Octopath Traveler’s problems take a long time to surface. The early hours are amazing, with the dreamlike presentation and 2D/3D hybrid visuals drawing you in. After choosing one of eight characters as your hero, you visit other towns to recruit the seven others. In every case, you play through a vignette (which lasts about an hour) that introduces the hero and their quest – a thief needs to steal jewels to salvage his pride, while a cleric embarks on a religious pilgrimage. This structure is unconventional and intriguing at first, but it doesn’t stay that way for long.
In subsequent chapters, the narrative squanders its potential through dull repetition. Each character has four chapters (32 in total), and almost all of those follow the exact same formula: Arrive in town, watch a scene, use a character-specific ability to accomplish a minor task like stealing a letter, then go into a short dungeon and fight a boss. I was often interested in the stories being told on a conceptual level (especially Primrose’s quest for revenge), but the predictable format and writing saps them of their surprises. Every character is exactly who they appear to be, and every betrayal and plot twist is immediately apparent. That doesn’t necessarily make them bad stories, but it makes them feel unremarkable.
The eight main heroes rarely interact or acknowledge each other, and their tales never converge to unite the group in any common purpose. This approach does a good job putting specific characters in the spotlight with vignettes tailored to their personalities and strengths, but results in a disappointing lack of comradery or cooperation among party members. They’re just strangers who fight together sometimes.
Combat is Octopath Traveler’s great redeeming force. The battles are fun and tactical, focused on coordinating your attacks to break an enemy’s defense to create the opening for an onslaught. This means carefully planning your attacks using the action queue, exploiting weaknesses, and reserving boost points for critical moments. I like how each character has access to a unique suite of abilities, like how H’aanit the hunter tames animals, or how Alfyn the apothecary mixes concoctions. This largely avoids redundant skills and ensures every character has an interesting role to occupy. Your foes don’t pull punches, so fights provide a satisfying challenge. This is especially true of the boss fights, which often inject twists like disabling the attack command or draining your max HP every turn to apply pressure, forcing you to develop new strategies. In addition, these adversaries look uniformly fantastic; even a regular human boss becomes a stylish and imposing pixel-art masterpiece.

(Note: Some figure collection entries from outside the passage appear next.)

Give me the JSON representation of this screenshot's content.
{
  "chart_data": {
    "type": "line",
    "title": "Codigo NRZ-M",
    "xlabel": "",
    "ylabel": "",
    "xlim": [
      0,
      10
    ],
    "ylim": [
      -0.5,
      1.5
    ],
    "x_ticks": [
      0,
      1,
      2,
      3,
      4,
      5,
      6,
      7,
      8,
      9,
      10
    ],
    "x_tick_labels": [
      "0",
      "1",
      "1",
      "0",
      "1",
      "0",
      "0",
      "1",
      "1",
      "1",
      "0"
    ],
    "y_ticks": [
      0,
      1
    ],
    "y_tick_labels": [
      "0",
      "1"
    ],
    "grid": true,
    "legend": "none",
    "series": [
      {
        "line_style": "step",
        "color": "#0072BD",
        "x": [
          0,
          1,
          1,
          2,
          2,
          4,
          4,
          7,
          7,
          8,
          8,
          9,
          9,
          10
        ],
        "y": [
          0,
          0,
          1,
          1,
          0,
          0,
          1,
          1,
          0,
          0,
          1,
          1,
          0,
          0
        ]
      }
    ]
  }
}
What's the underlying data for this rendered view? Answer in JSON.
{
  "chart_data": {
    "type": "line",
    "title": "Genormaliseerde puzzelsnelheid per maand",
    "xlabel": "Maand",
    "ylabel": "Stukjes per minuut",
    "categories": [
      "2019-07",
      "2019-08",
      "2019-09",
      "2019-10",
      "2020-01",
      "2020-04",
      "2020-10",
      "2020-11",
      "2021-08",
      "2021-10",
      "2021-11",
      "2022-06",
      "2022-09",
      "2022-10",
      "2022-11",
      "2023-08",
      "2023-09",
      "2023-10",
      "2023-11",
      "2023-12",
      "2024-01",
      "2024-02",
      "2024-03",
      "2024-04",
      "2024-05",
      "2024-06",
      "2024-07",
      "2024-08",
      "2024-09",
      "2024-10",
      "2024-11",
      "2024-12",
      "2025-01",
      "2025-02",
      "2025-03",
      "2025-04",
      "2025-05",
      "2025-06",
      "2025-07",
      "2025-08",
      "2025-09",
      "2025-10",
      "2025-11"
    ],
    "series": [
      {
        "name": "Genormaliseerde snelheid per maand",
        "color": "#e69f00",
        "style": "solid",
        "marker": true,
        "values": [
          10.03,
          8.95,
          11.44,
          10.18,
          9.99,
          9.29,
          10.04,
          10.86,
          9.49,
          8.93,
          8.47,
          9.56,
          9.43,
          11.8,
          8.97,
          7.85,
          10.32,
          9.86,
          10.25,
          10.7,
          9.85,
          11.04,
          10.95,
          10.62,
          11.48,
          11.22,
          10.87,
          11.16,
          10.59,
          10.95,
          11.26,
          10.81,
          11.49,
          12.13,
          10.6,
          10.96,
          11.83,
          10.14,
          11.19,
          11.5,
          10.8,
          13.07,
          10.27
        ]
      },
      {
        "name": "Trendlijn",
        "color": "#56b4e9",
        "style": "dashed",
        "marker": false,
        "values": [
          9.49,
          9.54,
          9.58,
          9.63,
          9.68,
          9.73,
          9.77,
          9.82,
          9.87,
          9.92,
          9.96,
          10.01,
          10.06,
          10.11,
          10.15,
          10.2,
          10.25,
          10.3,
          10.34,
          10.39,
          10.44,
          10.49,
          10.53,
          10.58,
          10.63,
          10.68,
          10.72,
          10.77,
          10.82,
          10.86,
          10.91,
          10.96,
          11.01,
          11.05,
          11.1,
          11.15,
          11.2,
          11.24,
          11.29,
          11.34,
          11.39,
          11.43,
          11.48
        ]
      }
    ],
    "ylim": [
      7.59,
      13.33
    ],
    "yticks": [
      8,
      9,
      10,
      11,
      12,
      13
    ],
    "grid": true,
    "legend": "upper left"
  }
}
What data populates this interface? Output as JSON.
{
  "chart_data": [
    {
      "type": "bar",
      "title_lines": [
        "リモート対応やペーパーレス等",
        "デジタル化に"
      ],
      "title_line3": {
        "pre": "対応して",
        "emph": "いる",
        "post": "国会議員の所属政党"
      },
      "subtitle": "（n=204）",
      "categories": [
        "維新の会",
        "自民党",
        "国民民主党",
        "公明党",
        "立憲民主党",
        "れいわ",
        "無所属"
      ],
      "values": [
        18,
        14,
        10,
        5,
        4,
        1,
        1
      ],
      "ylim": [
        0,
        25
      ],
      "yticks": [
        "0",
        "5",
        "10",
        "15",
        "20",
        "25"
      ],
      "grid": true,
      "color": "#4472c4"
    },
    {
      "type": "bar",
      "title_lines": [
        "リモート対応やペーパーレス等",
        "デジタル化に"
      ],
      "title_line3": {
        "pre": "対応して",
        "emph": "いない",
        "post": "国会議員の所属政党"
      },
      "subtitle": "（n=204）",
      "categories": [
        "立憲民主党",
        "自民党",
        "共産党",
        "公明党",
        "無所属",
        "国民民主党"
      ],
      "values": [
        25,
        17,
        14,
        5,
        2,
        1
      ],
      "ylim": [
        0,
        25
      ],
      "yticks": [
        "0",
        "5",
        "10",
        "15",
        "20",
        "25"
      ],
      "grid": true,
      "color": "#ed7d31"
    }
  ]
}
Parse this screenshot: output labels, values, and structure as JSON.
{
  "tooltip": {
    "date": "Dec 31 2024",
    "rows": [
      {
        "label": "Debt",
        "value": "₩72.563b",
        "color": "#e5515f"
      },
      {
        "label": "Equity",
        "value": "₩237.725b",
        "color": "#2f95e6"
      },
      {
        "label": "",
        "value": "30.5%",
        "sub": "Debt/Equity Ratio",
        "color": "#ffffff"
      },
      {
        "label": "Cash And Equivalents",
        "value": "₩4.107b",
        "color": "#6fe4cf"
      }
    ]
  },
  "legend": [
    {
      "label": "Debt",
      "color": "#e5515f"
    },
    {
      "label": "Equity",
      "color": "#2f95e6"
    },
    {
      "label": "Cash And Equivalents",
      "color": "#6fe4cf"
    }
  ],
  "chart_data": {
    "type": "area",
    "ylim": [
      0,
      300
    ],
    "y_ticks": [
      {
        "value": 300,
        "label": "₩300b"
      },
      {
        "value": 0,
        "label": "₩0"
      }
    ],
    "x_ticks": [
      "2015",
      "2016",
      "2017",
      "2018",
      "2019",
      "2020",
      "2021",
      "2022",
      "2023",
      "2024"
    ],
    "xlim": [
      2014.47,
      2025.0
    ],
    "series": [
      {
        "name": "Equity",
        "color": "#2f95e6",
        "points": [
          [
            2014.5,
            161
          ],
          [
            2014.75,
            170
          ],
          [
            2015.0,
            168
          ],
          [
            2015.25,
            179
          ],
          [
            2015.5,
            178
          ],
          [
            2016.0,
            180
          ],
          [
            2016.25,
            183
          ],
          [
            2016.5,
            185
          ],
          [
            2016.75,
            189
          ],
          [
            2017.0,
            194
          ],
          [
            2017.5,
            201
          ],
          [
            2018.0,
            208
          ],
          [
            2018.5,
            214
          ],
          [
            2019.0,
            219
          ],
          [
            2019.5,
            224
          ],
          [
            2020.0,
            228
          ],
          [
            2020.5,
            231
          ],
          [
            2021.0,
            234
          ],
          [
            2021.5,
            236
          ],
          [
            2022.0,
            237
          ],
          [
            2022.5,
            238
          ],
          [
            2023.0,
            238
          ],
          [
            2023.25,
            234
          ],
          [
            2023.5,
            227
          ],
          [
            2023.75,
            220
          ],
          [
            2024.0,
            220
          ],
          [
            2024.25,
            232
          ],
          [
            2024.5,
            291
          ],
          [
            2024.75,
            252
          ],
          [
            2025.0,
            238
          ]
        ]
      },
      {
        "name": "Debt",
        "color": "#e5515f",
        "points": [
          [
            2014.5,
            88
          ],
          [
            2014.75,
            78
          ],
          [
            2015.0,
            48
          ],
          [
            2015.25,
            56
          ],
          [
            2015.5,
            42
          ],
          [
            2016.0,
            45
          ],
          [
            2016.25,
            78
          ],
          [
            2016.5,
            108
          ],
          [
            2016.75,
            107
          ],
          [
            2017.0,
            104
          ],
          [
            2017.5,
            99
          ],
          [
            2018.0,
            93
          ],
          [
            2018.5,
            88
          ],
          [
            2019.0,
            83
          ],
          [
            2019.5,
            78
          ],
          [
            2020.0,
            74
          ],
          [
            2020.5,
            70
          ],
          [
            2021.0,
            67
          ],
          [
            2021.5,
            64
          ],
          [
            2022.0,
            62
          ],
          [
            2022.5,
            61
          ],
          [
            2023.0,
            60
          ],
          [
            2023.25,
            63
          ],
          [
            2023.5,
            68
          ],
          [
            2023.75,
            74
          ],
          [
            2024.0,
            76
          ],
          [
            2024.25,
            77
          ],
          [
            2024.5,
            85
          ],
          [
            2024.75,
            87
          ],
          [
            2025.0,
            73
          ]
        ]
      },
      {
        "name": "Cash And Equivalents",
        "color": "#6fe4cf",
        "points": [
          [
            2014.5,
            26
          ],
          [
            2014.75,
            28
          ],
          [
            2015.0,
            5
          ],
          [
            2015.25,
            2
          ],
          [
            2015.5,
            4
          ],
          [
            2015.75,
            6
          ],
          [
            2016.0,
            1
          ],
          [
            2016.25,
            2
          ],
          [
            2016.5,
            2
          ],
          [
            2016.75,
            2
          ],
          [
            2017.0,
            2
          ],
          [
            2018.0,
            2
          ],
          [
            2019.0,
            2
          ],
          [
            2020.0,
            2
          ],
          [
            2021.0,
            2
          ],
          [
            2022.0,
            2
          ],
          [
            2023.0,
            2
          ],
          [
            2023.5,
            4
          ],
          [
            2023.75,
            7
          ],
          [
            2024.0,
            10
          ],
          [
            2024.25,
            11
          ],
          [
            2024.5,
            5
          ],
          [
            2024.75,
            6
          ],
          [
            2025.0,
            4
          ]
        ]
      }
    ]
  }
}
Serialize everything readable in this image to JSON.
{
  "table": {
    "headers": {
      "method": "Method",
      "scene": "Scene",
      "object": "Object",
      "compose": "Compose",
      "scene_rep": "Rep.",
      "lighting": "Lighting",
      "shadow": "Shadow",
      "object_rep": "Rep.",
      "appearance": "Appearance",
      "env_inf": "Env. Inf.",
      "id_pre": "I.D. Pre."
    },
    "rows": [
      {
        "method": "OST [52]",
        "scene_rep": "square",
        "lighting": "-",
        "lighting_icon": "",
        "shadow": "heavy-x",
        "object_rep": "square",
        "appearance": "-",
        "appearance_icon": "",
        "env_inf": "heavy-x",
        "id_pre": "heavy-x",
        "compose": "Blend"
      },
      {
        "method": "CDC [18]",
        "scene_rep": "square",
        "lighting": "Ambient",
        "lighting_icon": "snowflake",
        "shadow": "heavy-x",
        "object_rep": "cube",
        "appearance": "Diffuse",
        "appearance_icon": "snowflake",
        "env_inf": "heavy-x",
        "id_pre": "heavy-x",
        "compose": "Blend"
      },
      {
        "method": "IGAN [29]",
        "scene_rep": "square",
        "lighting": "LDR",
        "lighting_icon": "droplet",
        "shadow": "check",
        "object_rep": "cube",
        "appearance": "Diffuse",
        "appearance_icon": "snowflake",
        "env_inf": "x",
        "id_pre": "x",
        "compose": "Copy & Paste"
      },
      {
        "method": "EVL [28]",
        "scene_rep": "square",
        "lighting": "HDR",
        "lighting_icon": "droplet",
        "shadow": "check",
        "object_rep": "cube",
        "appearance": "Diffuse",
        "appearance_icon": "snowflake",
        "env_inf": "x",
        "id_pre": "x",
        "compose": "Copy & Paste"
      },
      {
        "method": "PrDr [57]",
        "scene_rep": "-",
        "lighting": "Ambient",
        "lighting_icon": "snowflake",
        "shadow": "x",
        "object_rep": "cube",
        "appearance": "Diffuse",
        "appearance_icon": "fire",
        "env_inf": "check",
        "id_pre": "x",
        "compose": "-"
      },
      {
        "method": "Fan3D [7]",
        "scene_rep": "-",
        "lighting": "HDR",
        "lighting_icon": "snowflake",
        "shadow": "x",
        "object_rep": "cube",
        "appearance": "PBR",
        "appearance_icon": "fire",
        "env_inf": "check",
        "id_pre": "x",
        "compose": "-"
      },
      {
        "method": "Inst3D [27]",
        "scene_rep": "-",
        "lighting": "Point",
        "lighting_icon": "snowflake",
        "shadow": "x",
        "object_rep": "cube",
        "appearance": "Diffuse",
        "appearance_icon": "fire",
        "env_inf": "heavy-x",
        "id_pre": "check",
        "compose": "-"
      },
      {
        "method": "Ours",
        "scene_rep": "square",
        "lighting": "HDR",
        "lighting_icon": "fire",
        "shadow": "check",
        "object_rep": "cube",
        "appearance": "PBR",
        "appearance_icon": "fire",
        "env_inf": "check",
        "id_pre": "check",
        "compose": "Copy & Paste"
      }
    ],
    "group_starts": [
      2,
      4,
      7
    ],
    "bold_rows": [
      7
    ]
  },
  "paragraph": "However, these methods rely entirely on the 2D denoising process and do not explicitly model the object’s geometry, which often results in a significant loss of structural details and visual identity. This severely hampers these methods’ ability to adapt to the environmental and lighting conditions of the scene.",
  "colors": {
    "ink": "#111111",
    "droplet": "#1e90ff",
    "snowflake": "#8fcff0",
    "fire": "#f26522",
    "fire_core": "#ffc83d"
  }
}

Behind the scenes, a compelling job system gives your characters the flexibility they need to succeed. Once you unlock them, you can assign and swap secondary jobs as needed. This provides your party access to additional weapons, helps them shore up stat weaknesses, and allows them to learn new passive skills they can equip regardless of their current job, like breaking the 9,999 damage limit or decreasing enemy-encounter rate. I loved experimenting with these possibilities (and hunting for the advanced secondary jobs), and the need to rotate party members prevents you from getting entrenched with a single configuration.
As much as I enjoyed the battle system, it doesn’t always feel fresh. After you finish one set of vignettes, your party probably won’t be strong enough to access the new content. The only solution is to spend hours fighting the same monsters until you have enough experience to survive the next story chapters. This concept is an ancient relic of RPG design, and many fans have made peace with it, but that doesn’t make it fun. The grinding bloats Octopath Traveler and wastes your time, but once you’re past it, the frustration quickly abates as you renew your focus on what the game does well.
Octopath Traveler almost feels like a game from an alternate timeline – one in which titles like Chrono Trigger and Final Fantasy VI gave rise to a continuing lineage of RPGs that never strayed far from their 16-bit roots. Yes, Octopath Traveler occasionally adheres too closely to antiquated ideas, but with its retro charm and inventive combat, it also takes exciting leaps you won’t see anywhere else.